Surgery for creation of an internal J-pouch or reservoir can be performed in either two or three operations referred to as "stages." Your medical care team will decide if the three stage procedure or the two stage procedure is best for you. This recommendation will be base on your specific condition and your health. Your surgeon and your Gastroenterology (GI) doctor will discuss this with you.
You and your family may find it helpful to discuss the operation with someone else who has already had the procedure. Your surgeon or outpatient nurse will make every effort to match you up with someone of similar age and gender to speak with either by phone or in person.
Boston Children's Hospital's approach to total colectomy for Ulcerative Colitis (UC) and Familial Adenomatous Polyposis (FAP) is unique when compared to many other pediatric hospitals. Many children with UC or FAP may be candidates for a laparoscopic operation.
In traditional "open" surgery, the surgeon uses a single incision to enter into the abdomen. In laparoscopic surgery, the surgeon uses several small (3-5 millimeter) incisions through which surgical instruments are inserted and withdrawn. Each incision site is called a "port incision". At each port incision, a tubular instrument, called a trocar, is inserted into the abdomen. Specialized small instruments and a special tiny camera, called a laparoscope, are passed through the trocars during the operation.
At the beginning of the procedure, the abdomen is inflated (filled) with filtered air to provide a space for the surgeon to work. This space also helps the surgeon view the abdominal organs more easily. The laparoscope sends images (pictures) from the abdominal cavity to high-resolution video monitors in the operating room. During the operation the surgeon watches detailed images of the abdomen on the monitor. This system allows the surgeon to perform the same operation as traditional "open" surgery, but with smaller incisions.

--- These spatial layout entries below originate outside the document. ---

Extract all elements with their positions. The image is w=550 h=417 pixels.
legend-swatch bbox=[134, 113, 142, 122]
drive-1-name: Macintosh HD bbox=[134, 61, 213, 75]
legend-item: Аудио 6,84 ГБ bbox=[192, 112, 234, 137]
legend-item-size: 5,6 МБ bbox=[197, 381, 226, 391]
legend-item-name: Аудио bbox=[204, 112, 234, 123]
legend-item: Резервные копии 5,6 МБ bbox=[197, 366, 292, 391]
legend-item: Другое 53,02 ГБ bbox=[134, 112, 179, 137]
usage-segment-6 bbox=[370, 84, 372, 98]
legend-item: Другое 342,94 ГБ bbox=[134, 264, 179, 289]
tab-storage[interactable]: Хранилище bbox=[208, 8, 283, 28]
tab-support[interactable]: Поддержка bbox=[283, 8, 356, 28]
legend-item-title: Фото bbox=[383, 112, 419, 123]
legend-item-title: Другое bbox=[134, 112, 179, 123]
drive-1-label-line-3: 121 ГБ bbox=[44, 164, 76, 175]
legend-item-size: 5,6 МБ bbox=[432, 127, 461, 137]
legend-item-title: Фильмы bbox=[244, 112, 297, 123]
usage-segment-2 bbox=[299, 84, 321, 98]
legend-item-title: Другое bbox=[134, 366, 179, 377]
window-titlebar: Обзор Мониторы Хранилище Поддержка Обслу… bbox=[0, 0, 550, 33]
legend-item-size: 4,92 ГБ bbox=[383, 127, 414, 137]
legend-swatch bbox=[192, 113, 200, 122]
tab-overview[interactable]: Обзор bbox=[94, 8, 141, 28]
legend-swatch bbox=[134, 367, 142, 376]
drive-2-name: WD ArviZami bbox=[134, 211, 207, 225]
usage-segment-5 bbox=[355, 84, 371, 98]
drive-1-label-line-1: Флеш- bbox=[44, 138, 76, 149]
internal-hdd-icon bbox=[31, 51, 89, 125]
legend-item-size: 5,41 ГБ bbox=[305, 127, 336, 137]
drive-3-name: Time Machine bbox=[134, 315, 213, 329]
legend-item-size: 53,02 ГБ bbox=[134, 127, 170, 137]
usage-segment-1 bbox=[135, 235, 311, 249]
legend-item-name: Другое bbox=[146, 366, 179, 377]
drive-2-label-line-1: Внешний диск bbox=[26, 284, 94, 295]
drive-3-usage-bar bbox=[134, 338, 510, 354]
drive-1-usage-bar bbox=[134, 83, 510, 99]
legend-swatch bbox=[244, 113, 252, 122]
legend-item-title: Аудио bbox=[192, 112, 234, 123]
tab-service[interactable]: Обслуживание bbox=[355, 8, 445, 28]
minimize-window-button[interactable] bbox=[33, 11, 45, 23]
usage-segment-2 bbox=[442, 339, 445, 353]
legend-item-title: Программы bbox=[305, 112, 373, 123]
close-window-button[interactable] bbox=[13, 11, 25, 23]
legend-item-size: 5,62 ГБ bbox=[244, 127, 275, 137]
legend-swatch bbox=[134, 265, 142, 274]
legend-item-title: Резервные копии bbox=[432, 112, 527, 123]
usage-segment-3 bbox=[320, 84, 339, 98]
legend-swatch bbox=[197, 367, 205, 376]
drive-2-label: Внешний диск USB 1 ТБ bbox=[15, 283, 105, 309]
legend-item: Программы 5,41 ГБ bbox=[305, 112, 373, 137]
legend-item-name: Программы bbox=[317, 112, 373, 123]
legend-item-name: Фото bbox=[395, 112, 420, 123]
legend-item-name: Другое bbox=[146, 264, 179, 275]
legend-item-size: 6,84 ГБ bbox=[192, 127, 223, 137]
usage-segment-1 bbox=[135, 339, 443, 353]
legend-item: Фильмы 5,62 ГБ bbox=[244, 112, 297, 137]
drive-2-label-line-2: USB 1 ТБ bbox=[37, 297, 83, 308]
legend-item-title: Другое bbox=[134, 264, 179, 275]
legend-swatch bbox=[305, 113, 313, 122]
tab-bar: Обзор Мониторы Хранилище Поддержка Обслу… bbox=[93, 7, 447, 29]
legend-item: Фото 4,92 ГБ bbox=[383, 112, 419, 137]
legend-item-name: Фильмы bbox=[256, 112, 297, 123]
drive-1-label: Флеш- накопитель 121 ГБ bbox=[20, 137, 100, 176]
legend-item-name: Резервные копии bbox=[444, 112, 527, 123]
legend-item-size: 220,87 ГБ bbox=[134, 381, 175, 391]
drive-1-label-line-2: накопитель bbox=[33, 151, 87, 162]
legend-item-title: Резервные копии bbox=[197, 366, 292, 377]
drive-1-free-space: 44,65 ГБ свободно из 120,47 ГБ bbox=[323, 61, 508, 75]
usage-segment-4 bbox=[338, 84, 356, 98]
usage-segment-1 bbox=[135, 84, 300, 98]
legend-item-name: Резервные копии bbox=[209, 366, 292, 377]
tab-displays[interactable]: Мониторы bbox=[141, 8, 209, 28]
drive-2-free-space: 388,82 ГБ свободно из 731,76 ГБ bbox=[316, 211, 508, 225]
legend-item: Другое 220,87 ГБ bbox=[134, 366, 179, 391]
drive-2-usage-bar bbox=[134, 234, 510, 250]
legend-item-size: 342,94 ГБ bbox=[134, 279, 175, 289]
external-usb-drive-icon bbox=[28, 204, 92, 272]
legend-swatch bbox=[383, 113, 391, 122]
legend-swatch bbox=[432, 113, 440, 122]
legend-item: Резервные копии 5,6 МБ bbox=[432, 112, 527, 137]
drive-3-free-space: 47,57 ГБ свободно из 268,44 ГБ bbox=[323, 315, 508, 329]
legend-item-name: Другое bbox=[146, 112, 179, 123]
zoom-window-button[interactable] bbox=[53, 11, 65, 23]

We use these laparoscopic techniques to safely remove the entire colon and the lining of the rectum. This operation is performed using a combination of the incisions described above and a small version of the incision that babies are delivered through during C-section deliveries. Dissolvable stitches are used to close the incision sites.

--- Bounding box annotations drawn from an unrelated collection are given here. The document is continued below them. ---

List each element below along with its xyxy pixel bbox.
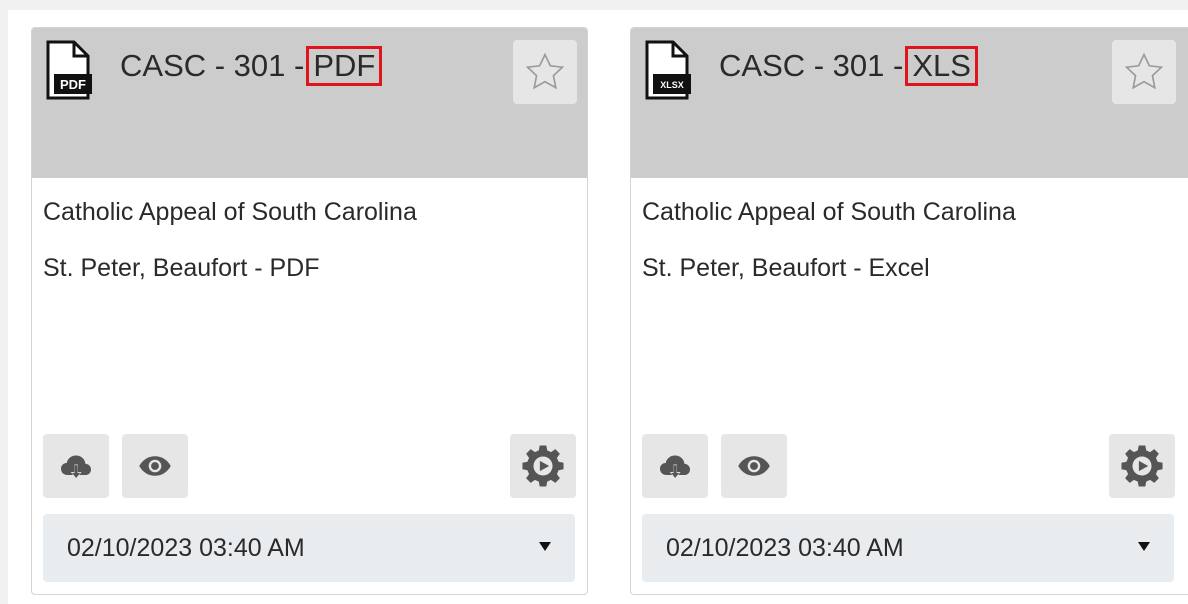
view-button[interactable] bbox=[122, 434, 188, 498]
pdf-file-icon: PDF bbox=[46, 40, 92, 100]
view-button[interactable] bbox=[721, 434, 787, 498]
gear-icon bbox=[1121, 445, 1163, 487]
report-card-pdf: PDF CASC - 301 - PDF Catholic Appeal of S… bbox=[31, 27, 588, 595]
favorite-button[interactable] bbox=[513, 40, 577, 104]
download-button[interactable] bbox=[43, 434, 109, 498]
version-date-select[interactable]: 02/10/2023 03:40 AM bbox=[43, 514, 575, 582]
xlsx-icon-label: XLSX bbox=[660, 80, 684, 90]
selected-date: 02/10/2023 03:40 AM bbox=[666, 533, 904, 562]
card-description-line1: Catholic Appeal of South Carolina bbox=[642, 198, 1016, 226]
caret-down-icon bbox=[1138, 542, 1150, 551]
card-header: PDF CASC - 301 - PDF bbox=[32, 28, 587, 178]
card-title: CASC - 301 - PDF bbox=[120, 46, 383, 86]
caret-down-icon bbox=[539, 542, 551, 551]
format-highlight: PDF bbox=[306, 46, 383, 86]
star-outline-icon bbox=[525, 52, 565, 90]
xlsx-file-icon: XLSX bbox=[645, 40, 691, 100]
report-cards-page: PDF CASC - 301 - PDF Catholic Appeal of S… bbox=[0, 0, 1188, 604]
card-title-prefix: CASC - 301 - bbox=[719, 48, 904, 83]
cloud-download-icon bbox=[61, 455, 91, 479]
card-description-line1: Catholic Appeal of South Carolina bbox=[43, 198, 417, 226]
left-border bbox=[0, 10, 8, 604]
star-outline-icon bbox=[1124, 52, 1164, 90]
card-title-prefix: CASC - 301 - bbox=[120, 48, 305, 83]
settings-button[interactable] bbox=[510, 434, 576, 498]
cloud-download-icon bbox=[660, 455, 690, 479]
card-header: XLSX CASC - 301 - XLS bbox=[631, 28, 1188, 178]
report-card-xls: XLSX CASC - 301 - XLS Catholic Appeal of … bbox=[630, 27, 1188, 595]
pdf-icon-label: PDF bbox=[60, 77, 86, 92]
favorite-button[interactable] bbox=[1112, 40, 1176, 104]
card-title: CASC - 301 - XLS bbox=[719, 46, 978, 86]
download-button[interactable] bbox=[642, 434, 708, 498]
gear-icon bbox=[522, 445, 564, 487]
settings-button[interactable] bbox=[1109, 434, 1175, 498]
card-description-line2: St. Peter, Beaufort - PDF bbox=[43, 254, 320, 282]
top-border bbox=[0, 0, 1188, 10]
format-highlight: XLS bbox=[905, 46, 978, 86]
eye-icon bbox=[139, 456, 171, 476]
selected-date: 02/10/2023 03:40 AM bbox=[67, 533, 305, 562]
card-description-line2: St. Peter, Beaufort - Excel bbox=[642, 254, 930, 282]
eye-icon bbox=[738, 456, 770, 476]
version-date-select[interactable]: 02/10/2023 03:40 AM bbox=[642, 514, 1174, 582]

- Laparoscopic surgery is sometimes referred to as "minimally invasive surgery".
- Each patient's clinical condition will determine whether an open or laparoscopic surgical procedure is recommended by the surgeon.
- Patients who have a laparoscopic procedure may recover more quickly and return to normal activity in a shorter period of time.
- Some benefits of laparoscopic surgery include: less post-operative pain, decreased length of hospital stay, smaller incisions, lower risk of cardiopulmonary complications, and reduced risk of small-bowel obstruction.
- Patients who have had previous abdominal surgery may still be candidates for laparoscopic surgery.
- Scars after laparoscopic surgery are significantly smaller than the scar left after a traditional "open" operation.